Is "yield" a blocking operation in a cell

I’ve seen this technique in multiple notebooks:

  while (true) { 
    doSomeSVG(g);
    yield svg.node();
  }

There is clearly a “runner” of the generator calling “next” so maybe it is using a settimeout, or rAF?

I am converting my notebook to a JS version to have both worlds (the Good and the Bad & Ugly!)

My question is: I think tight yield loops are blocking operations in JS. How should I convert to a “runner” that uses async on the next calls? Or maybe I can just use the Observable std lib?

Example: running this on a blank page in the browser works, although too fast to see:

function* nextIntegerGenerator(index) {
  while (true) {
    yield index++
  }
}
nextInteger = nextIntegerGenerator(0)
for (let i = 0; i < 10; i++) {
  document.body.innerText = nextInteger.next().value
}

But this hangs the browser:

while (true) {
  document.body.innerText = nextInteger.next().value
}

Hey Owen.

Not to be too RTFM about this, but I think these are the most helpful place to start with generators + async questions:

If you still have questions — of course we’re happy to help.
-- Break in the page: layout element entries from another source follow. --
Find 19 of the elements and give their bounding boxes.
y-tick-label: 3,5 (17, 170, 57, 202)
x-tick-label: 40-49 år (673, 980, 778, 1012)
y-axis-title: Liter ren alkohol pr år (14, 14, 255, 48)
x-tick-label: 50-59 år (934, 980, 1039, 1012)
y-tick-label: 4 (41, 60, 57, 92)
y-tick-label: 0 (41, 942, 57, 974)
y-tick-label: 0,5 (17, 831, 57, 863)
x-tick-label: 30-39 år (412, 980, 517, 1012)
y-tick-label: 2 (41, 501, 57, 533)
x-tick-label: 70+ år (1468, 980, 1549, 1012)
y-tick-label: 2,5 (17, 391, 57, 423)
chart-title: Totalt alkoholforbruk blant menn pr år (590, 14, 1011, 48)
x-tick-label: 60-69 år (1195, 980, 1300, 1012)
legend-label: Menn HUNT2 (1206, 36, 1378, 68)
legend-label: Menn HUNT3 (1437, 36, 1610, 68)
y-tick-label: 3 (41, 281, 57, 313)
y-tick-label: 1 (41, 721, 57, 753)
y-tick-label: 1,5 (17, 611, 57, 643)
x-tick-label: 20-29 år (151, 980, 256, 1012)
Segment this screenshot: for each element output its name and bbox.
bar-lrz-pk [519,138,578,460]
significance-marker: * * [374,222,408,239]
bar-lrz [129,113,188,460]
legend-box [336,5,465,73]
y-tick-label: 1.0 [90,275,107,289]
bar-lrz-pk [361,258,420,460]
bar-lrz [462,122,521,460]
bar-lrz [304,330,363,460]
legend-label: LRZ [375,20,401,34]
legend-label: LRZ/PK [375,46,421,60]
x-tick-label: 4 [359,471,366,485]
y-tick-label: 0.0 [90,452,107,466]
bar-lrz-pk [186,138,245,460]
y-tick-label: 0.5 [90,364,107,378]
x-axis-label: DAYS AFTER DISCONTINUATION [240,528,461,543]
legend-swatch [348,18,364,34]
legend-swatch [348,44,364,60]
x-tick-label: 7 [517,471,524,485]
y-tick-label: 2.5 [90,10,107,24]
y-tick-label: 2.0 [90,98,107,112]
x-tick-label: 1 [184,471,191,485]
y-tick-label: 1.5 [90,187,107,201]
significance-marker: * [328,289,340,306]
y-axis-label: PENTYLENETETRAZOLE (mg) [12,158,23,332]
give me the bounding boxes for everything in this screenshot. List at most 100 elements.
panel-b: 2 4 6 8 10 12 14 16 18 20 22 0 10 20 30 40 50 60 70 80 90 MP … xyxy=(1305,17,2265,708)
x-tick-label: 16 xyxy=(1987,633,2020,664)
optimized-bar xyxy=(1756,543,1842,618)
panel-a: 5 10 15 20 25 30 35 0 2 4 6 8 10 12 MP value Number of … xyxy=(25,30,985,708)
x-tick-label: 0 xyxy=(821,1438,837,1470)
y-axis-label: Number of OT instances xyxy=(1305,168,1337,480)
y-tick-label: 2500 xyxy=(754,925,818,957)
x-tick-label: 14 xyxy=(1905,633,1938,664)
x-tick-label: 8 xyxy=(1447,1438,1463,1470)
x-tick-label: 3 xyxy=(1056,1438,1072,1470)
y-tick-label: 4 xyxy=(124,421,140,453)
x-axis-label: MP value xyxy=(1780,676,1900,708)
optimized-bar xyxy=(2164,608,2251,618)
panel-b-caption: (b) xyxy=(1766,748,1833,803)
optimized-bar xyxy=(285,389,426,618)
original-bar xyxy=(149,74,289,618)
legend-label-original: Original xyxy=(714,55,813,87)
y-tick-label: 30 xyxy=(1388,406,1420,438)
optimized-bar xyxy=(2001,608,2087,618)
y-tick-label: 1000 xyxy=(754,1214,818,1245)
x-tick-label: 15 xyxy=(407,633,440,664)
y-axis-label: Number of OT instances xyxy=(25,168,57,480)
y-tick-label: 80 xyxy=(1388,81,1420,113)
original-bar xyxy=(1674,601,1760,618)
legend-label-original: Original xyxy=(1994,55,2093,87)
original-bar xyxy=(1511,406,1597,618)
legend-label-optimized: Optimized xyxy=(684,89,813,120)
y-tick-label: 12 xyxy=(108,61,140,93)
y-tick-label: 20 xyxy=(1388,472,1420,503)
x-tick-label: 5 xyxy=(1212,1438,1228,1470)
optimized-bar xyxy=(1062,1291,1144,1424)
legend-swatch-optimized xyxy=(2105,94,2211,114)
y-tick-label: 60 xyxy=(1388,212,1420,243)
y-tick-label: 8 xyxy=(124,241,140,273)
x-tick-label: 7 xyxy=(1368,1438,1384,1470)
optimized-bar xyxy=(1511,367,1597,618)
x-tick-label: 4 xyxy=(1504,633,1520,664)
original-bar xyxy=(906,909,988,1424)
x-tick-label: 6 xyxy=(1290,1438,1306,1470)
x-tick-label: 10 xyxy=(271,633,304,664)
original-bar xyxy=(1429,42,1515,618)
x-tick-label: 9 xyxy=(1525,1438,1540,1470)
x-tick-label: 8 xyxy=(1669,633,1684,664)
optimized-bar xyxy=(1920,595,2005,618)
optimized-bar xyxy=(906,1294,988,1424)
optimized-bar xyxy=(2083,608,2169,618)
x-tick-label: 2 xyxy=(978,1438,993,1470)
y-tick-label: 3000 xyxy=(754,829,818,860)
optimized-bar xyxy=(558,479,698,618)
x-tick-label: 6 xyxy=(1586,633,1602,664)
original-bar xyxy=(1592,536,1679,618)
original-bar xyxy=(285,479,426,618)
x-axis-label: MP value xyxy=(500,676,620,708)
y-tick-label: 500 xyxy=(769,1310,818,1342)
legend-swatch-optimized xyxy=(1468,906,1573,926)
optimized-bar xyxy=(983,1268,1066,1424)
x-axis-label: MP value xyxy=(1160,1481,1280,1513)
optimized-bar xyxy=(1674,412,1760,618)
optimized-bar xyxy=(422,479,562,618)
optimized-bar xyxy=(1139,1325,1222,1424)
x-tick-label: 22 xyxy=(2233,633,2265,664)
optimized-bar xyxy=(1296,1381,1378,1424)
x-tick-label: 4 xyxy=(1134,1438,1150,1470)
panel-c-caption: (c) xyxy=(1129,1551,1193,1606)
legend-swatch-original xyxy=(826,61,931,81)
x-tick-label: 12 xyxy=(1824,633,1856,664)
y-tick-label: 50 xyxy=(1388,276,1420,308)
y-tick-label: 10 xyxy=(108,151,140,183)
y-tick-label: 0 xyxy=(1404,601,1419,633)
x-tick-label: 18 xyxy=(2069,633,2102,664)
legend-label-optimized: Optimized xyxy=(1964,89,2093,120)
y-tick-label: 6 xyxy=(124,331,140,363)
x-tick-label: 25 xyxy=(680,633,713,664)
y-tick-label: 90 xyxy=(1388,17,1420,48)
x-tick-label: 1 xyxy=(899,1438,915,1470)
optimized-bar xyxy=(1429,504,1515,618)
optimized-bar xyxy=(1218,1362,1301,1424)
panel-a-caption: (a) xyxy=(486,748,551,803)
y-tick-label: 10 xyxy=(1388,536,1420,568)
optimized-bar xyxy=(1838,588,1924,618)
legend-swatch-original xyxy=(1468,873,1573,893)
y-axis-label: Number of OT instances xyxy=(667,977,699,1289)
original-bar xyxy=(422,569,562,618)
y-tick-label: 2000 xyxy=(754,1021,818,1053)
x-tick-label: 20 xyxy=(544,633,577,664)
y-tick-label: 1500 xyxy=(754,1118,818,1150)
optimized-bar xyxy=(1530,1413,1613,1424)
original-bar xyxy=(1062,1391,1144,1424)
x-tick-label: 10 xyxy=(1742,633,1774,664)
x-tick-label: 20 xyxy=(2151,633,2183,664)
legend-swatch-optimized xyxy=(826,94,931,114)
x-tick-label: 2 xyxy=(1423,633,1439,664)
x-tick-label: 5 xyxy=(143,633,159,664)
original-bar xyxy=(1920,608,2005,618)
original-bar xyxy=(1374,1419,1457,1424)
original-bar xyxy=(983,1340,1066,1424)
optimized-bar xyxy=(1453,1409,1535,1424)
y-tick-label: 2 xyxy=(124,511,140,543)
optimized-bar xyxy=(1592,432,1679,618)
RTFM is always good advice and Observable’s docs are great!

The Well Hidden question was basically how to translate to JS. For example:

In short: Observable cells that are generators are consumed by the runtime at 60 frames (60 evaluations) per second.

In raw JS, to run the generator cell at the same speed — you’ll want to set up a requestAnimationFrame() that calls .next() on it at the same speed.

And you can indeed use the standard library in your own programs. There’s really not much in it that is Observable-specific — rather, it’s a collection of JS primitives that are designed to be useful in the context of an Observable notebook, but doesn’t depend on running within one.